Fighting fire with fire works because it reduces the fuel available to burn the next time a fire sparks, but its use has been limited by concerns over smoke impacts, complicated planning and costs.
A new effort aimed at expanding the use of prescribed fire in the state and addressing those limitations launched this month. The goal is to learn from the Rattlesnake Creek burn and others planned for a total of 11,000 acres in Eastern Washington this fall.
Most of those burns are on Forest Service land, because the state has shied away from prescribed fire in the past, due to smoke, safety and staffing concerns. But that needs to change, according to Rep. Joel Kretz, R-Wauconda, who sponsored legislation authorizing the project last spring.
“What most people don’t realize is that fire is essential for the natural health of our forests,” Kretz said in a statement this spring. The devastation of the recent fires in Okanogan County made Kretz realize the state needs to use prescribed fire to improve the forests’ resiliency and protect communities and firefighters.
Known as the Forest Resiliency Burning Pilot project, the new effort attempts to make it easier for burn plans to get a go-ahead from air quality officials who want to ensure the weather favors smoke dispersal.
“The Legislature wanted us to look at ways to increase the use of prescribed burning as a tool in our forests, which need it broadly,” said state Department of Natural Resources spokesman Joe Smilie. “We are looking at ways to use it without impacting the communities that are sensitive to smoke.”
The prescribed burns in Eastern Washington work best in conjunction with forest thinning:
It’s safe for firefighters to set the forest here on fire because it’s already been thinned by a timber harvest. Unnaturally dense, stressed forests are driving much of the wildfire risk in the region, and a combination of thinning and prescribed fire restores a more open, healthy forest in which fire functions to maintain, not destroy, (said Reese Lolley, chair of the Washington Prescribed Fire Council who also works for The Nature Conservancy in Yakima.)
“I couldn’t have asked for a more textbook picture of what we want from these fire effects,” (said Naches District firefighter Ty Johnson) as a dense cluster of small trees burst into flames, a sudden outburst of big, aggressive fire compared to the quieter sizzling of brush and shrubs.

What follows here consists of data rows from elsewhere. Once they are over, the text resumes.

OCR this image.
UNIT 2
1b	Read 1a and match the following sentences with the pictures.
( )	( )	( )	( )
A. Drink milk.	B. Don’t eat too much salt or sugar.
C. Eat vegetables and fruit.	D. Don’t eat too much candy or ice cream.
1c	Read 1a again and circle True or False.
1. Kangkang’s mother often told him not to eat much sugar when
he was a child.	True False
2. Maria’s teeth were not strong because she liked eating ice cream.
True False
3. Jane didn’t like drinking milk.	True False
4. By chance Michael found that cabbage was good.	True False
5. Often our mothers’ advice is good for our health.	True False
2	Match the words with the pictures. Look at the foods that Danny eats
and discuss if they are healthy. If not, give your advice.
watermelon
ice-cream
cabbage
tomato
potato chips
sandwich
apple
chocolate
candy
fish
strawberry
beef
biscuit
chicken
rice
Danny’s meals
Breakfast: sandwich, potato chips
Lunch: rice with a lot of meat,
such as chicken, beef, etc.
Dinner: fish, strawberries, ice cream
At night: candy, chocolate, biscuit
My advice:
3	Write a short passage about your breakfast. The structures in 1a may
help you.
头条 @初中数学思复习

The Methow Valley News in June did a long story on local prescribed burns in North-Central Washington. The positive results of the burns are quantifiable, officials said.

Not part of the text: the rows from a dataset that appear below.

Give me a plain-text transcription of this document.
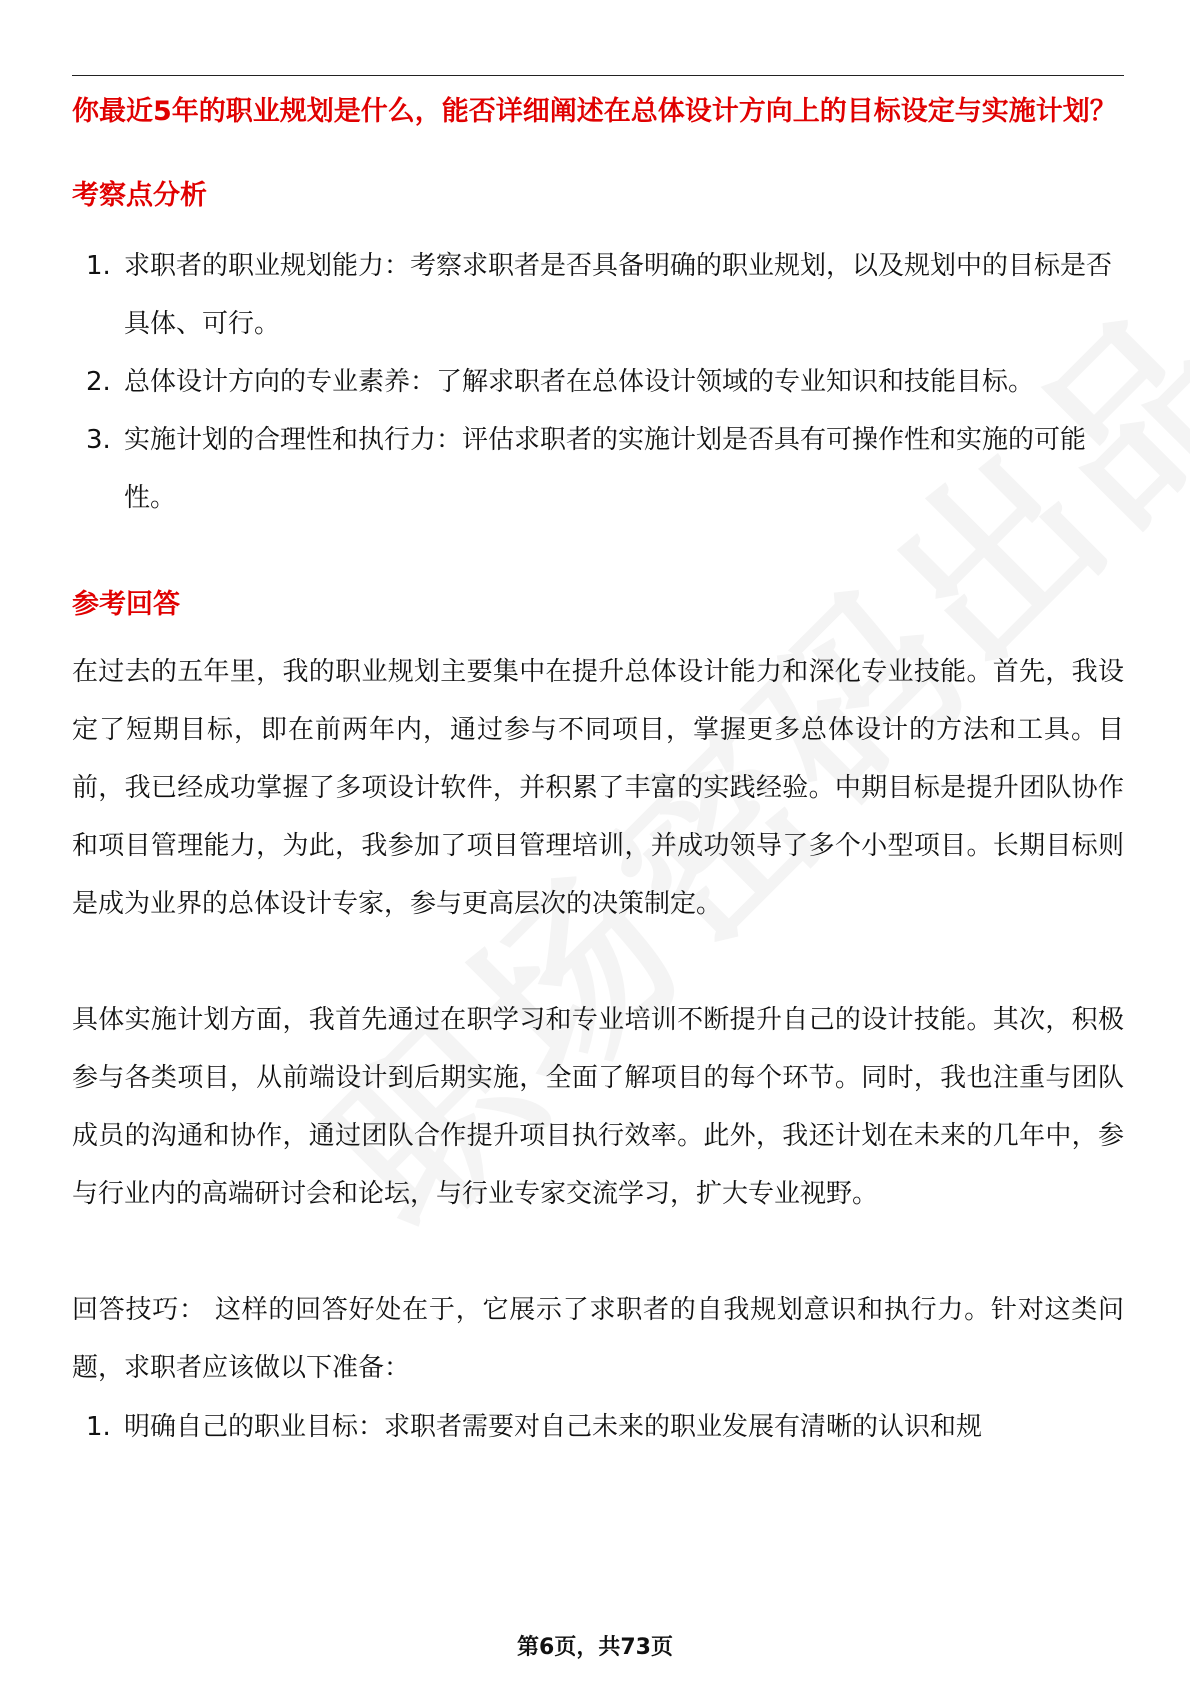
你最近5年的职业规划是什么，能否详细阐述在总体设计方向上的目标设定与实施计划？

考察点分析

1. 求职者的职业规划能力：考察求职者是否具备明确的职业规划，以及规划中的目标是否具体、可行。
2. 总体设计方向的专业素养：了解求职者在总体设计领域的专业知识和技能目标。
3. 实施计划的合理性和执行力：评估求职者的实施计划是否具有可操作性和实施的可能性。

参考回答

在过去的五年里，我的职业规划主要集中在提升总体设计能力和深化专业技能。首先，我设定了短期目标，即在前两年内，通过参与不同项目，掌握更多总体设计的方法和工具。目前，我已经成功掌握了多项设计软件，并积累了丰富的实践经验。中期目标是提升团队协作和项目管理能力，为此，我参加了项目管理培训，并成功领导了多个小型项目。长期目标则是成为业界的总体设计专家，参与更高层次的决策制定。

具体实施计划方面，我首先通过在职学习和专业培训不断提升自己的设计技能。其次，积极参与各类项目，从前端设计到后期实施，全面了解项目的每个环节。同时，我也注重与团队成员的沟通和协作，通过团队合作提升项目执行效率。此外，我还计划在未来的几年中，参与行业内的高端研讨会和论坛，与行业专家交流学习，扩大专业视野。

回答技巧： 这样的回答好处在于，它展示了求职者的自我规划意识和执行力。针对这类问题，求职者应该做以下准备：

1. 明确自己的职业目标：求职者需要对自己未来的职业发展有清晰的认识和规
第6页，共73页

In addition to creating healthier forests that are able to weather wildfire, doing thinning and prescribed burning provides areas where firefighters can safely fight a fire. “I know from personal experience as a firefighter that these treatment areas are really useful in creating suppression opportunities,” said (Meg Trebon, assistant fire management officer for fuels with the Methow Valley Ranger District).
Trebon listed half-a-dozen large fires in and around the Methow Valley, from the Farewell Fire in 2003 through the Twisp River Fire last summer, where prescribed burns created safe areas and anchors for firefighters.
“I’m not looking to fireproof the forest, but to build resilience in an appropriate manner, specifically reducing wildfire hazards,” said Trebon.
“It’s a huge educational thing. People need to understand that prescribed burning needs to be done to burn these areas in a controlled fashion. When there is a wildfire — because there will be a wildfire — it makes it less severe and safer for firefighters and the public,” said (Dale Swedberg, manager of the Okanogan Lands Operations and Prescribed Burn Program for the Washington Department of Fish and Wildlife (WDFW)).